# Understanding the need for the Higgs Field

1. ### rpthomps

44
Hello,

I am a layman who just read Sean Carroll's The Particle at the End of the Universe and I am trying to understand what I think is the crux of the book, the need for the Higg's boson according to the Standard model. This is my thought process:

1. The weak interaction only interacts with left-handed fermions
2. The above implies the weak bosons are massless because only bosons which are massless can travel at light speed and therefore observe only one type of helicity
3. Experimentally, however the weak bosons are shown to have mass due to the their limited range of interaction.
4. Therefore, mass can't be inherent to the W and Z bosons but rather acquired through the interaction of another field. (i.e. the Higg's Field)

Is my thought process even remotely close?

Thanks

Ryan

2. ### fzero

2,601
This is true.

The fact that the weak interaction only involves left-handed fermions does not itself place a restriction on the mass or helicity of the gauge bosons. Rather, the restriction on the mass comes from something called renormalizability of the gauge theory. Renormalizability, in one sense, refers to the fact that observables of a quantum field theory often involve certain divergences related to momentum integrals. These integrals can diverge because we integrate over all momenta with magnitudes from zero to infinity. The standard methods for making sense of these divergences to extract finite, physical observables comes under the name renormalization.

However, it can be shown that renormalization of a gauge theory requires that the gauge symmetry be a good symmetry at high energies (which the source of the infinities). A mass term for a gauge boson explicitly breaks the gauge symmetry, so the quantum field theory of a massive gauge boson is not renormalizable. The electroweak theory evades this restriction because the gauge bosons are only massive below the scale where the gauge symmetry is broken. At high energies, the gauge bosons are massless and the full gauge symmetry is restored, allowing for renormalization.

This is true.

Again, it is the requirement that the theory be renormalizable that leads to the conclusion that the W and Z bosons can't have an explicit mass, but can have a mass generated at low energy by the Higgs mechanism.

3. ### Bill_K

4,160
The W boson only interacts with left-handed fermions. The Z boson interacts to a certain extent with right-handed fermions as well.

4. ### rpthomps

44
Thanks a lot for your response. I well need to digest your response a little.

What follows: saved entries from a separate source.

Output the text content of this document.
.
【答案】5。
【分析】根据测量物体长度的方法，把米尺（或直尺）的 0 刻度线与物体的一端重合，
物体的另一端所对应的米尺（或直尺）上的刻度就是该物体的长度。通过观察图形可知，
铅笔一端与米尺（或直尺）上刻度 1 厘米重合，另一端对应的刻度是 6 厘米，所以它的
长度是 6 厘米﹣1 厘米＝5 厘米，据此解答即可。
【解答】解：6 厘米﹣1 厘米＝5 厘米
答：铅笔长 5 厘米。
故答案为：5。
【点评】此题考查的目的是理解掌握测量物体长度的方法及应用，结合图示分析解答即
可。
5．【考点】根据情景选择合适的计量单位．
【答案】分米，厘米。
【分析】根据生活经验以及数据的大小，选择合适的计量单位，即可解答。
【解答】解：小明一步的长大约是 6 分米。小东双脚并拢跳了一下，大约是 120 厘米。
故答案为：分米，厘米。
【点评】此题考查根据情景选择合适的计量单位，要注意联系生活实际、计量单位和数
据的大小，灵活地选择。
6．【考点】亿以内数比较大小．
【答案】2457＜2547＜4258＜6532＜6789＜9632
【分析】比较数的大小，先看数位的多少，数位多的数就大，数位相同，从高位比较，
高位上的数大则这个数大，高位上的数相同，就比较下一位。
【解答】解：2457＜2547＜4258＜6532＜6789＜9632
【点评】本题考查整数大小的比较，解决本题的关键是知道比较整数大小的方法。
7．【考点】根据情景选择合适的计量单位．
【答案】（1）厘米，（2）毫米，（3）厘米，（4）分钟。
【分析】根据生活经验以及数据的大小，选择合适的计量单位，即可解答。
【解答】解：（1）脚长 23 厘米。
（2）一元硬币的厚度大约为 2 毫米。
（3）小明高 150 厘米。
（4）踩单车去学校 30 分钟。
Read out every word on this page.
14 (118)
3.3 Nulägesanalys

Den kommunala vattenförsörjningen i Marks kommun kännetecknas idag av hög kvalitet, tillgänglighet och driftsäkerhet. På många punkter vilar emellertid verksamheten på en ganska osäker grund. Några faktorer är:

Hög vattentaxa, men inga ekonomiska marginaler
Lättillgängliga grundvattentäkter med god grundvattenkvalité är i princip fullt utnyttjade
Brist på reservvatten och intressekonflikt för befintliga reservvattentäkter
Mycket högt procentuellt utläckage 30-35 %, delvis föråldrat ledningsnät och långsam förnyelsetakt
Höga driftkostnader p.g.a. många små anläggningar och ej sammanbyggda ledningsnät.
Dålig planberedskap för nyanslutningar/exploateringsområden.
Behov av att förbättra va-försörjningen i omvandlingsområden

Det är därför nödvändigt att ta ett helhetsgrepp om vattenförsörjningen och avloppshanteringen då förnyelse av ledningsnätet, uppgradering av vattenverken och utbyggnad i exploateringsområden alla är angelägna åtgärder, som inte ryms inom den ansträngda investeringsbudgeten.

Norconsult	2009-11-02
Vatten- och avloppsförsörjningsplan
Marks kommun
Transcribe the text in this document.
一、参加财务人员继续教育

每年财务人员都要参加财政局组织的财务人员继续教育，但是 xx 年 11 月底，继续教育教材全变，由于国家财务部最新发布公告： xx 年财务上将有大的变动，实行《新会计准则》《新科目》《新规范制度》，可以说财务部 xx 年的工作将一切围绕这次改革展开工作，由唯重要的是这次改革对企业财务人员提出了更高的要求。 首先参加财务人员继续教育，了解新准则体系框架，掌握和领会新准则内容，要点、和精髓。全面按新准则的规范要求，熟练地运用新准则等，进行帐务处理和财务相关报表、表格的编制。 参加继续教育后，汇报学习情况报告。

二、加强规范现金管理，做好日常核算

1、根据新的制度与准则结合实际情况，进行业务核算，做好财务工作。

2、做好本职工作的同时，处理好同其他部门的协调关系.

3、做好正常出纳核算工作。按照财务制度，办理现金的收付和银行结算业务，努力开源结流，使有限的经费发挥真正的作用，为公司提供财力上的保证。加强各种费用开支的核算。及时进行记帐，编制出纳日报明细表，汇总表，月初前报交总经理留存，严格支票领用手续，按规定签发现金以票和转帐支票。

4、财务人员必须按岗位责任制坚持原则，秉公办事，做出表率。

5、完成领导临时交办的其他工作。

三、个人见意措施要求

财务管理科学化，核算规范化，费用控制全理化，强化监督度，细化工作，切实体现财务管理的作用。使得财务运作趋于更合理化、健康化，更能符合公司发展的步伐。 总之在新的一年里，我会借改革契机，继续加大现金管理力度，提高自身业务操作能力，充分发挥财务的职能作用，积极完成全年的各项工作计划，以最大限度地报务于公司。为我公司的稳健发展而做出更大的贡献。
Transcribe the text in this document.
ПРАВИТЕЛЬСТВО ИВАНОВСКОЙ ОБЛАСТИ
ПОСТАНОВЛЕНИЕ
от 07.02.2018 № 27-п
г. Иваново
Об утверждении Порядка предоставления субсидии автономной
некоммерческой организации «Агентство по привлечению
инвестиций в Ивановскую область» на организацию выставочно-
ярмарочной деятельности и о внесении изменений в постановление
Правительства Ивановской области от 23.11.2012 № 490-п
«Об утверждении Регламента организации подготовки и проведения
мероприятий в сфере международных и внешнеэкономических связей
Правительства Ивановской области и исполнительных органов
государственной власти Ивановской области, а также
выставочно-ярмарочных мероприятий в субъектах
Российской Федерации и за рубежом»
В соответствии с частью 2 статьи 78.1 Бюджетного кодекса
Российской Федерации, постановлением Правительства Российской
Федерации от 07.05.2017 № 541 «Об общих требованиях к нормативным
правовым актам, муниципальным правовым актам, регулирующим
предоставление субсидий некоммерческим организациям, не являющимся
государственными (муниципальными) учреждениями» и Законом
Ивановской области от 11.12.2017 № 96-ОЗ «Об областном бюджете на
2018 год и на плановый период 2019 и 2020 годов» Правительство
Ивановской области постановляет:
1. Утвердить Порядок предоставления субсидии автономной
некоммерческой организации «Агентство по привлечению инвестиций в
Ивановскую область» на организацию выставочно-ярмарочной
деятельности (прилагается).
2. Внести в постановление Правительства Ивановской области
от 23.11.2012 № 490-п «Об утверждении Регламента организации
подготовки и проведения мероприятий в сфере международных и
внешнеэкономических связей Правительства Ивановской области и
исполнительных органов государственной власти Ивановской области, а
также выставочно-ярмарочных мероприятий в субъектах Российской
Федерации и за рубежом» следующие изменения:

I appreciate it all the same

5. ### kurros

383
But, to elaborate, this is because it isn't a purely "weak" object, in that it is a mixture of both SU(2) and U(1)_Y gauge bosons. This is partially just the semantics of what one calls the weak force though.

6. ### Bill_K

4,160
Of course it is! The Z is a weak boson, and deserves the name every bit as much as the W does. It interacts via the weak force, with weak coupling constants g and g'. And the symmetry group it gauges is weak isospin X weak hypercharge.

(But feel free to substitute "electroweak" everywhere you see "weak".)

7. ### kurros

383
Haha, but if you try to make this argument then the photon is also a "weak" gauge boson. So it seems to me the substitution 'electroweak' is indeed necessary. But anyway, if we want to say things like "the weak force only interacts with left-handed fermions" then it seems like we are talking about SU(2)_L, and to me it seems more intuitive to then explain the Z's interaction with right handed fermions as coming from the "not weak" part of the SM lagrangrian. But it's just words, so whatever. I don't know what is less confusing for people who don't already know what is really meant.

Last edited: Nov 23, 2013

### Staff: Mentor

That will fail at "with weak coupling constants g and g'". You can use the photon with "electroweak", but without that unification the coupling constant is the fine-structure constant and the coupled charge is the electric charge.